Penghargaan terhadap kaum wanita juga dialami langsung wartawan Tribunnews (saya) saat hendak membeli simcard Arab Saudi provider STC di counter STC di Kota Madinah. Ditemani mutawif (guide/pemandu) Ustad Fahmi, saya mendatangi counter STC.
Saat itu antrean cukup banyak dipenuhi kaum pria yang sebagian besar adalah para pendatang yang kebetulan sedang melaksanakan ibadah umroh di tanah suci. Sama seperti saya, mereka pun hendak membeli simcard STC untuk digunakan sebagai alat komunikasi selama berada di tanah suci.
Ustad Fahmi kemudian menyarankan saya untuk maju kedepan antrean dan melewati para lelaki yang sedang mengantre. Menurut Ustad Fahmi, jika perempuan yang mengantre maka akan didahulukan oleh petugas provider.

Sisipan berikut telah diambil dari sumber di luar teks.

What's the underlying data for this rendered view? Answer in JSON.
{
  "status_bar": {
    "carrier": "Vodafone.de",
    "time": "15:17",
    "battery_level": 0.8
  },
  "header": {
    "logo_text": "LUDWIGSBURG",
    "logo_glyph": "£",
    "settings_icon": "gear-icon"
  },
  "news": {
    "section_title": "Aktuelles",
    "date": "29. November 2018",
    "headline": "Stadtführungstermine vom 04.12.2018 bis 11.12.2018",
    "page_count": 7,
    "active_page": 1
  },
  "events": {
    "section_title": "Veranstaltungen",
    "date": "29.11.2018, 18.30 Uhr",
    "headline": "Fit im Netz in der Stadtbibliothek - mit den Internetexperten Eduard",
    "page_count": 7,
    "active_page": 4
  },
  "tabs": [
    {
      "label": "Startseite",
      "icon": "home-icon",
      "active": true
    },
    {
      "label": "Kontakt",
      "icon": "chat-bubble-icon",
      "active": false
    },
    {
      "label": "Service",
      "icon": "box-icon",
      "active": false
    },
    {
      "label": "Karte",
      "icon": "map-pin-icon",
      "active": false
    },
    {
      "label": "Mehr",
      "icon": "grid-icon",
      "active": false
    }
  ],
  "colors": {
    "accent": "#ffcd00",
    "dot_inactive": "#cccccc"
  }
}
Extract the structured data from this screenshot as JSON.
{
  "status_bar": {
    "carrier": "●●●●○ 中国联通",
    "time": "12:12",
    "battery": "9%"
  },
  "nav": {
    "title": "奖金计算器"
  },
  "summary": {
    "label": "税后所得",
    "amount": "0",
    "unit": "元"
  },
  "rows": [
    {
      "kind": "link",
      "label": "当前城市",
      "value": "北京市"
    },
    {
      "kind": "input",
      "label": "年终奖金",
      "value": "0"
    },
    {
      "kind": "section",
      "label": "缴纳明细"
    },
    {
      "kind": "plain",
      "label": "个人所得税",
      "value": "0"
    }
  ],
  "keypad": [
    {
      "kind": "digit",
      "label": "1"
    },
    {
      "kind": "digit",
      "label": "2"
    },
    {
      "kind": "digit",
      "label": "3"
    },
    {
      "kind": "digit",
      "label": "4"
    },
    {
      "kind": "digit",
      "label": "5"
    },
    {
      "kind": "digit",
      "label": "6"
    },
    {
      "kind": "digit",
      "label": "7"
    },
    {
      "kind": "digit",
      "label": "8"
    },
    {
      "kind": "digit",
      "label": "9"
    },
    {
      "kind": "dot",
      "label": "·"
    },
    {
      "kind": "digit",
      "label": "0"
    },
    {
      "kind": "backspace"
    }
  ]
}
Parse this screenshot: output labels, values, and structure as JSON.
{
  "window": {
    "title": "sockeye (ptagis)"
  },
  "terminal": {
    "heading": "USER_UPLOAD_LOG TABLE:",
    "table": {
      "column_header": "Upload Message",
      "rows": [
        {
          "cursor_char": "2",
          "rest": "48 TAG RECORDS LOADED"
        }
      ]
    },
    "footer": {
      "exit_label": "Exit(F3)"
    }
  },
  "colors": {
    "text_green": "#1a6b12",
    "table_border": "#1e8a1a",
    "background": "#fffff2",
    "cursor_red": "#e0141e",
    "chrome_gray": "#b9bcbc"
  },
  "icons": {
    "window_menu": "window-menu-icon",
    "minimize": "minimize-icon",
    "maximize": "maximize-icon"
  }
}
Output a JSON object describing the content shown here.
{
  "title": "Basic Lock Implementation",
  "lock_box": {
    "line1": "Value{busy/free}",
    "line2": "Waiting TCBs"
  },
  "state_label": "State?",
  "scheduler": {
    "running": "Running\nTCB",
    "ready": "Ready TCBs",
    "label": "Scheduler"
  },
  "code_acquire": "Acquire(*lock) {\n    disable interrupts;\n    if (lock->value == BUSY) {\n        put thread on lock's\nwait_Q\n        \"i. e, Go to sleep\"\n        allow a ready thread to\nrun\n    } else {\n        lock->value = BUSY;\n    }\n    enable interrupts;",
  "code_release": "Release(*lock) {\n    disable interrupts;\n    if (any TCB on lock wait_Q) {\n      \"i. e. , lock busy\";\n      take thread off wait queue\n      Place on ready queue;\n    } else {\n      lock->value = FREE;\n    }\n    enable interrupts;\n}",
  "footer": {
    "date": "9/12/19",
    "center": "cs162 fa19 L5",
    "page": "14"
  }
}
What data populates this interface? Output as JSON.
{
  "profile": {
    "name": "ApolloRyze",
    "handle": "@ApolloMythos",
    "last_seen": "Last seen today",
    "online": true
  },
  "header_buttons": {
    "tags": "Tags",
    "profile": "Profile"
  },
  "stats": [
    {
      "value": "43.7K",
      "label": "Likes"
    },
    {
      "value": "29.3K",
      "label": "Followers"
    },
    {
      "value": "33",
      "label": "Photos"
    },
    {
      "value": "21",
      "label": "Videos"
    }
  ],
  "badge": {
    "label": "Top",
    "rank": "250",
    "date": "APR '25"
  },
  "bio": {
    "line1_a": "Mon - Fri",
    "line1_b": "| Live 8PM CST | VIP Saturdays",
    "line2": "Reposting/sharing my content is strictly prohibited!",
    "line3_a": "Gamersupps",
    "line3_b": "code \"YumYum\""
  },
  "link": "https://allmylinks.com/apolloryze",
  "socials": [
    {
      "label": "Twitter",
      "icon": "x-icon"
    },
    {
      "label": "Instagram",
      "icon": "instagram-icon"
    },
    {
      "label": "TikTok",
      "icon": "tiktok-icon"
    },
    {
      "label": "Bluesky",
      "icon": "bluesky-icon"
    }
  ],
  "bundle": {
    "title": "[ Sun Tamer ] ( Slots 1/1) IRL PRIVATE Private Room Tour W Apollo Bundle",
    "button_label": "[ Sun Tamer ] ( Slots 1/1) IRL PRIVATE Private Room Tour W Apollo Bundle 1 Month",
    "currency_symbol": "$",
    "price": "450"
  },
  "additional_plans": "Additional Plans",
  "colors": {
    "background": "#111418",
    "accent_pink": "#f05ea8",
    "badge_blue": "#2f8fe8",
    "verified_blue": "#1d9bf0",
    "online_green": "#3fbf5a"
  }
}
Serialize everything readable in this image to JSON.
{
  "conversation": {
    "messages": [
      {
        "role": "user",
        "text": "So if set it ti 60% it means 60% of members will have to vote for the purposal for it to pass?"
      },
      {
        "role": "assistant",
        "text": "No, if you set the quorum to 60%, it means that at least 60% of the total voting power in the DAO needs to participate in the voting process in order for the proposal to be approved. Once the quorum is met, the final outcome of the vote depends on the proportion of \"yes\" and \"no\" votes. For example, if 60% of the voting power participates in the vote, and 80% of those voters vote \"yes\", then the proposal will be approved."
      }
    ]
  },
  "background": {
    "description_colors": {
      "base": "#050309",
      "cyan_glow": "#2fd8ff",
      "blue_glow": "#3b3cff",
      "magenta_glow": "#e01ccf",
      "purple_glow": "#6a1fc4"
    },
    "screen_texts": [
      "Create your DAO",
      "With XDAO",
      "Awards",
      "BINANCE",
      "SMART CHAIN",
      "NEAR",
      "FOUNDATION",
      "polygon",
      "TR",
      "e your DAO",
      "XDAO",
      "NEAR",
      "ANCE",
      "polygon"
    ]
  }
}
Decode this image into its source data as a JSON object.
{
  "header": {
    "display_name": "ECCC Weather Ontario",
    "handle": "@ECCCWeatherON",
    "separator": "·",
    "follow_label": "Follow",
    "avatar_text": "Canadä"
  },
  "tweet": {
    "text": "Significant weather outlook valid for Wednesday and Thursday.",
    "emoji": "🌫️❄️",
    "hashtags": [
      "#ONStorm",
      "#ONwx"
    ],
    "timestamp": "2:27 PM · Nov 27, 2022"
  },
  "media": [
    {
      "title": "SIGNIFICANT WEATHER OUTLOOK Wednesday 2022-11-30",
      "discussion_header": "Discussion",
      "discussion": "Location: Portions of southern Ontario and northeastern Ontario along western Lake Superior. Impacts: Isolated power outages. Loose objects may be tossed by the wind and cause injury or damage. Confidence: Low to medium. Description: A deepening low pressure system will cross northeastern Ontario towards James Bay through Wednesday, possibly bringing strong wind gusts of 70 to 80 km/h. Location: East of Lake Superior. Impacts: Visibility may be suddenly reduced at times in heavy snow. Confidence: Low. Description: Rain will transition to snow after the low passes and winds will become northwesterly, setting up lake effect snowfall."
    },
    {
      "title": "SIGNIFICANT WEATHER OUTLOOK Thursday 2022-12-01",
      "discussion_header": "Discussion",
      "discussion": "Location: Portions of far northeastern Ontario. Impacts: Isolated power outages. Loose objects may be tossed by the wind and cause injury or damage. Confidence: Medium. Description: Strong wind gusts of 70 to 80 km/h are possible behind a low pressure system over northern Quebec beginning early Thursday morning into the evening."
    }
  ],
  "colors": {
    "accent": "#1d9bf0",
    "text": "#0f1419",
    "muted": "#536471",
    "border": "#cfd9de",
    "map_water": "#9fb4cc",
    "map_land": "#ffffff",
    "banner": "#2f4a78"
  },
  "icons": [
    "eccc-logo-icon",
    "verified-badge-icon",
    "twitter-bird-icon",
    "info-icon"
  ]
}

Benar saja, begitu saya melewati para pengantre yang semuanya adalah para lelaki dan mengatakan "simcard please" kepada petugas counter sambil menunjukkan ID card umroh, sang petugas langsung memanggil dan mengambil ID card saya dan langsung melayani pembelian simcard dengan terlebih dahulu meregistrasi identitas saya.
Tak ada komplain ataupun protes dari para pengantre yang sudah terlebih dahulu mengantre di counter itu karena mereka juga menyadari bahwa di Arab Saudi, wanita selalu dihormati dan diprioritaskan dalam segala hal.
Dewi Agustina ke Kota Mekkah dan Madinah
Lalu bagaimana dengan di Indonesia?
Dengan paradigma yang dilontarkan barat melalui kaki tangannya (baca : antek penjajah) di bumi pertiwi, secara tidak sadar Indonesia telah terbawa dalam budaya barat yang mengagungkan kebebasan. Namun ironisnya kebebasan tersebut ternyata telah menyalahi kodrat wanita sebagai makhluk yang paling mulia.
Pihak barat tentu sangat ingin agar para wanita keluar rumah, berkarir sehingga melupakan anak generasi muda atau anaknya. Tidaklah heran juga dengan tanpa penuh kasih sayang orang tua mengapa sekarang banyak anak pelajar yang suka tawuran menggunakan narkoba dll.
Semoga perjalanan ini dapat menjadi pelajaran bagi kita semua terutama para pengagum barat agar tidak secara mentah-mentah menelan segala informasi dan keindahan barat jika ternyata bertentangan dengan kodrat wanita.